= Colin Currie Group =

British percussion group

The Colin Currie Group is a British percussion group founded and led by Colin Currie. This ensemble is dedicated to performing and recording the music of Steve Reich.

==Career==

Percussionist Colin Currie has been fascinated by Steve Reich's music since he was a teenager. He formed The Colin Currie Group in 2006 for a performance of Drumming, by Steve Reich, at the BBC Proms to celebrate the composer's 70th birthday. The Colin Currie Group continued to perform Drumming around the world, and have since added a number of works by Reich to their repertoire, such as Music for 18 Musicians, Sextet, Tehillim, and Music for Pieces of Wood. Reich has worked closely with the ensemble, and has said that Colin Currie is “one of the greatest musicians working in the world today.” Reich has performed with the Colin Currie Group, notably for a performance of his Clapping Music, in a concert that saw the 2014 world premiere of Quartet for two vibraphones and two pianos.

The Colin Currie Group has performed extensively in the United Kingdom, as well as performing their international debut at Tokyo Opera City Concert Hall in 2012, and their European debut at the Concertgebouw, Amsterdam.

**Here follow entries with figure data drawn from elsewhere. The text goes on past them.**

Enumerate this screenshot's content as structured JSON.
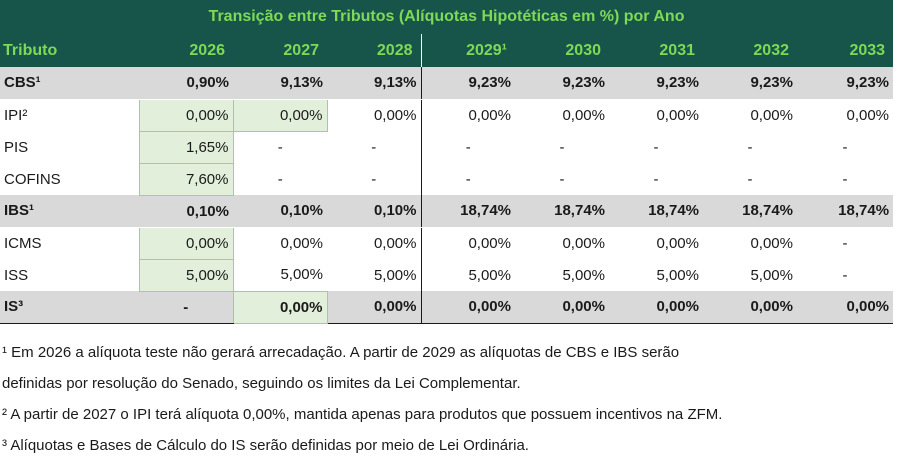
{
  "title": "Transição entre Tributos (Alíquotas Hipotéticas em %) por Ano",
  "header": [
    "Tributo",
    "2026",
    "2027",
    "2028",
    "2029¹",
    "2030",
    "2031",
    "2032",
    "2033"
  ],
  "rows": [
    {
      "cells": [
        "CBS¹",
        "0,90%",
        "9,13%",
        "9,13%",
        "9,23%",
        "9,23%",
        "9,23%",
        "9,23%",
        "9,23%"
      ]
    },
    {
      "cells": [
        "IPI²",
        "0,00%",
        "0,00%",
        "0,00%",
        "0,00%",
        "0,00%",
        "0,00%",
        "0,00%",
        "0,00%"
      ]
    },
    {
      "cells": [
        "PIS",
        "1,65%",
        "-",
        "-",
        "-",
        "-",
        "-",
        "-",
        "-"
      ]
    },
    {
      "cells": [
        "COFINS",
        "7,60%",
        "-",
        "-",
        "-",
        "-",
        "-",
        "-",
        "-"
      ]
    },
    {
      "cells": [
        "IBS¹",
        "0,10%",
        "0,10%",
        "0,10%",
        "18,74%",
        "18,74%",
        "18,74%",
        "18,74%",
        "18,74%"
      ]
    },
    {
      "cells": [
        "ICMS",
        "0,00%",
        "0,00%",
        "0,00%",
        "0,00%",
        "0,00%",
        "0,00%",
        "0,00%",
        "-"
      ]
    },
    {
      "cells": [
        "ISS",
        "5,00%",
        "5,00%",
        "5,00%",
        "5,00%",
        "5,00%",
        "5,00%",
        "5,00%",
        "-"
      ]
    },
    {
      "cells": [
        "IS³",
        "-",
        "0,00%",
        "0,00%",
        "0,00%",
        "0,00%",
        "0,00%",
        "0,00%",
        "0,00%"
      ]
    }
  ],
  "notes": [
    "¹ Em 2026 a alíquota teste não gerará arrecadação. A partir de 2029 as alíquotas de CBS e IBS serão",
    "definidas por resolução do Senado, seguindo os limites da Lei Complementar.",
    "² A partir de 2027 o IPI terá alíquota 0,00%, mantida apenas para produtos que possuem incentivos na ZFM.",
    "³ Alíquotas e Bases de Cálculo do IS serão definidas por meio de Lei Ordinária."
  ],
  "colors": {
    "header_bg": "#17544a",
    "header_text": "#7ed957",
    "summary_row_bg": "#d9d9d9",
    "highlight_cell_bg": "#e2efda"
  }
}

They have also performed at Elbphilharmonie, Hamburg, London's Southbank Centre, the Paris Cité de la Musique, Cologne Philharmonie, Prague Strings of Autumn Festival, Rotterdam De Doelen, Glasgow Minimal Festival, Helsinki Festival, and the Macau Festival.

The group contains up to a dozen members in addition to Currie, according to the pieces performed. (Note: The photo gallery on the group's website displays the portraits of 12 musicians in addition to Currie.)

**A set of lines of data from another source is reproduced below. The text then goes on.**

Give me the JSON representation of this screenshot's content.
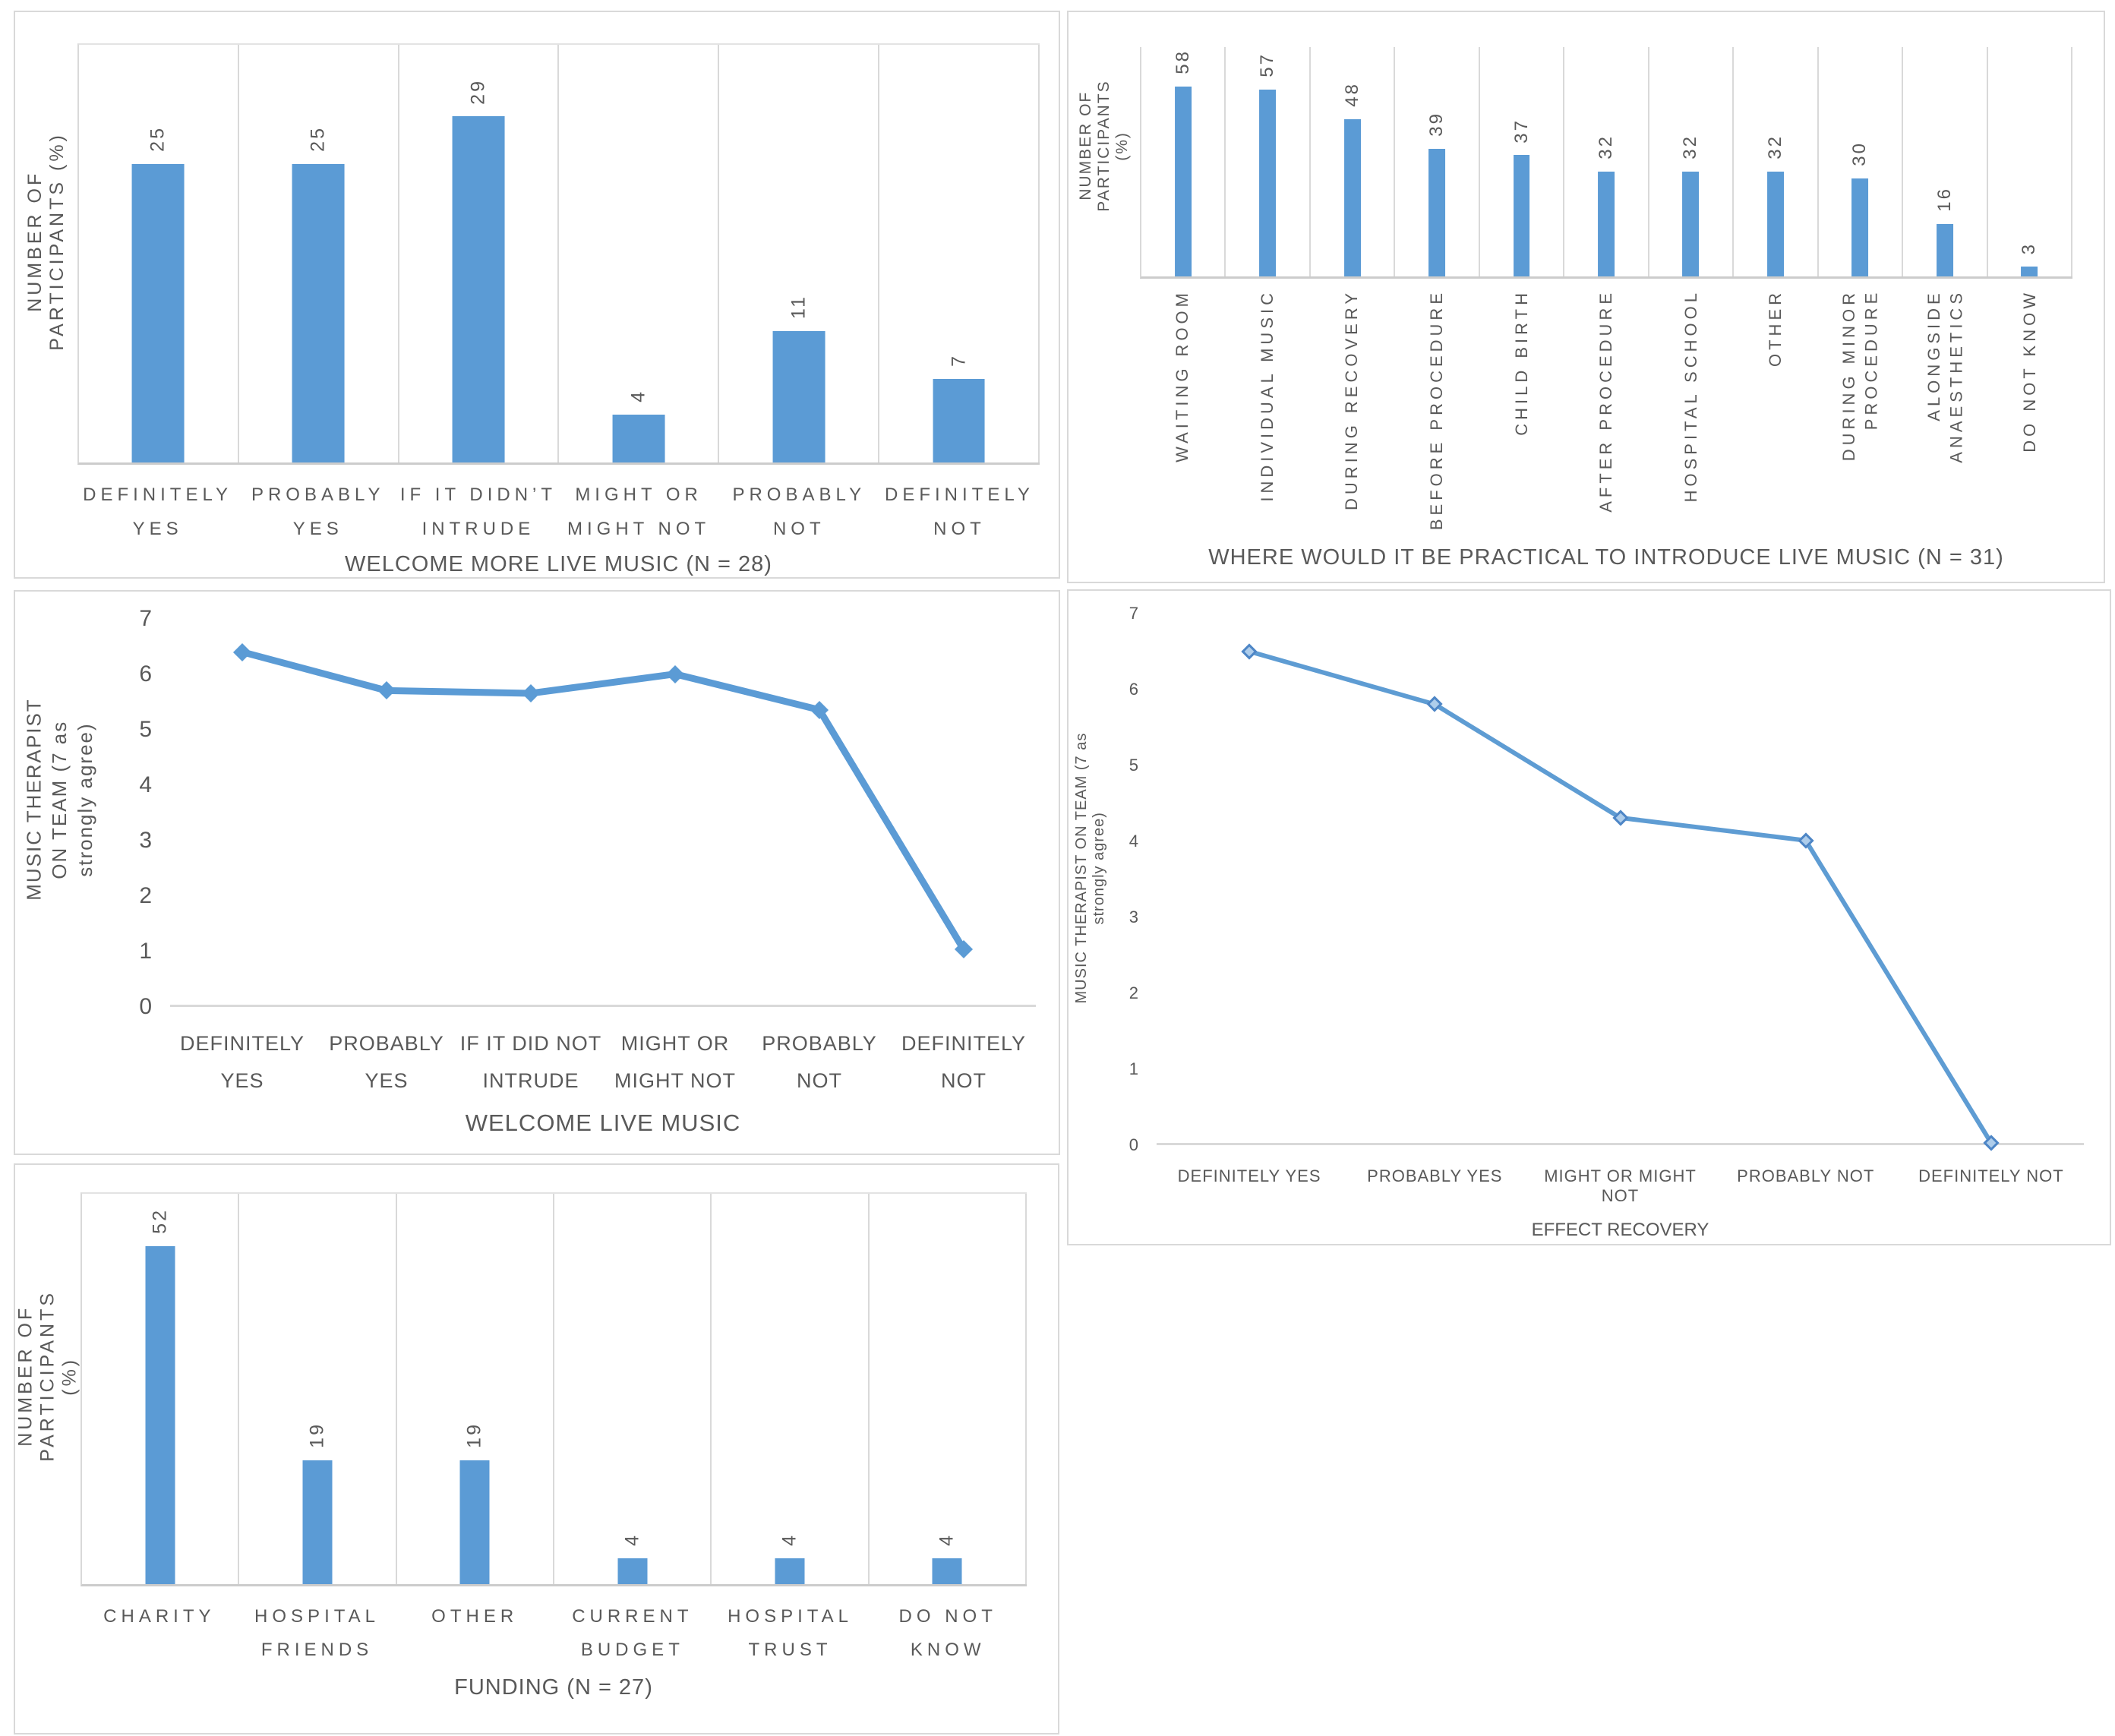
{
  "figure": {
    "text_color": "#595959",
    "grid_color": "#d9d9d9",
    "bar_color": "#5b9bd5"
  },
  "chart_data": [
    {
      "id": "welcome-more-live-music",
      "type": "bar",
      "title": "WELCOME MORE LIVE MUSIC (N = 28)",
      "ylabel": "NUMBER OF PARTICIPANTS (%)",
      "categories": [
        "DEFINITELY\nYES",
        "PROBABLY\nYES",
        "IF IT DIDN’T\nINTRUDE",
        "MIGHT OR\nMIGHT NOT",
        "PROBABLY\nNOT",
        "DEFINITELY\nNOT"
      ],
      "values": [
        25,
        25,
        29,
        4,
        11,
        7
      ],
      "ylim": [
        0,
        35
      ],
      "grid": "vertical-category-lines",
      "bar_color": "#5b9bd5",
      "data_labels": "rotated-above-bar"
    },
    {
      "id": "where-practical-to-introduce-live-music",
      "type": "bar",
      "title": "WHERE WOULD IT BE PRACTICAL TO INTRODUCE LIVE MUSIC (N = 31)",
      "ylabel": "NUMBER OF PARTICIPANTS (%)",
      "categories": [
        "WAITING ROOM",
        "INDIVIDUAL MUSIC",
        "DURING RECOVERY",
        "BEFORE PROCEDURE",
        "CHILD BIRTH",
        "AFTER PROCEDURE",
        "HOSPITAL SCHOOL",
        "OTHER",
        "DURING MINOR\nPROCEDURE",
        "ALONGSIDE\nANAESTHETICS",
        "DO NOT KNOW"
      ],
      "values": [
        58,
        57,
        48,
        39,
        37,
        32,
        32,
        32,
        30,
        16,
        3
      ],
      "ylim": [
        0,
        70
      ],
      "grid": "vertical-category-lines",
      "bar_color": "#5b9bd5",
      "x_labels_vertical": true,
      "data_labels": "rotated-above-bar"
    },
    {
      "id": "welcome-live-music-line",
      "type": "line",
      "title": "WELCOME LIVE MUSIC",
      "ylabel": "MUSIC THERAPIST ON TEAM (7 as\nstrongly agree)",
      "categories": [
        "DEFINITELY\nYES",
        "PROBABLY\nYES",
        "IF IT DID NOT\nINTRUDE",
        "MIGHT OR\nMIGHT NOT",
        "PROBABLY\nNOT",
        "DEFINITELY\nNOT"
      ],
      "values": [
        6.4,
        5.7,
        5.65,
        6,
        5.35,
        1
      ],
      "ylim": [
        0,
        7
      ],
      "yticks": [
        0,
        1,
        2,
        3,
        4,
        5,
        6,
        7
      ],
      "line_color": "#5b9bd5",
      "line_width": 9,
      "marker": "diamond",
      "marker_fill": "#5b9bd5",
      "marker_stroke": "#5b9bd5",
      "marker_size": 17,
      "grid": "none"
    },
    {
      "id": "effect-recovery-line",
      "type": "line",
      "title": "EFFECT RECOVERY",
      "ylabel": "MUSIC THERAPIST ON TEAM (7 as strongly agree)",
      "categories": [
        "DEFINITELY YES",
        "PROBABLY YES",
        "MIGHT OR MIGHT NOT",
        "PROBABLY NOT",
        "DEFINITELY NOT"
      ],
      "values": [
        6.5,
        5.8,
        4.3,
        4,
        0
      ],
      "ylim": [
        0,
        7
      ],
      "yticks": [
        0,
        1,
        2,
        3,
        4,
        5,
        6,
        7
      ],
      "line_color": "#5e9cd3",
      "line_width": 6,
      "marker": "diamond",
      "marker_fill": "#aecdeb",
      "marker_stroke": "#4e86c6",
      "marker_size": 15,
      "grid": "none"
    },
    {
      "id": "funding",
      "type": "bar",
      "title": "FUNDING (N = 27)",
      "ylabel": "NUMBER OF PARTICIPANTS (%)",
      "categories": [
        "CHARITY",
        "HOSPITAL\nFRIENDS",
        "OTHER",
        "CURRENT\nBUDGET",
        "HOSPITAL\nTRUST",
        "DO NOT\nKNOW"
      ],
      "values": [
        52,
        19,
        19,
        4,
        4,
        4
      ],
      "ylim": [
        0,
        60
      ],
      "grid": "vertical-category-lines",
      "bar_color": "#5b9bd5",
      "data_labels": "rotated-above-bar"
    }
  ]
}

In 2017, The Colin Currie Group successfully crowdfunded a recording of Reich's Drumming, exceeding their goal, and released this recording on Colin Currie Records in February 2018. In February 2018, Nonesuch Records released a recording of Colin Currie Group performing Steve Reich's Quartet, paired with the composer's Pulse, performed by International Contemporary Ensemble.

In 2023 the Colin Currie Group released a recording of Reich's Music for 18 Musicians.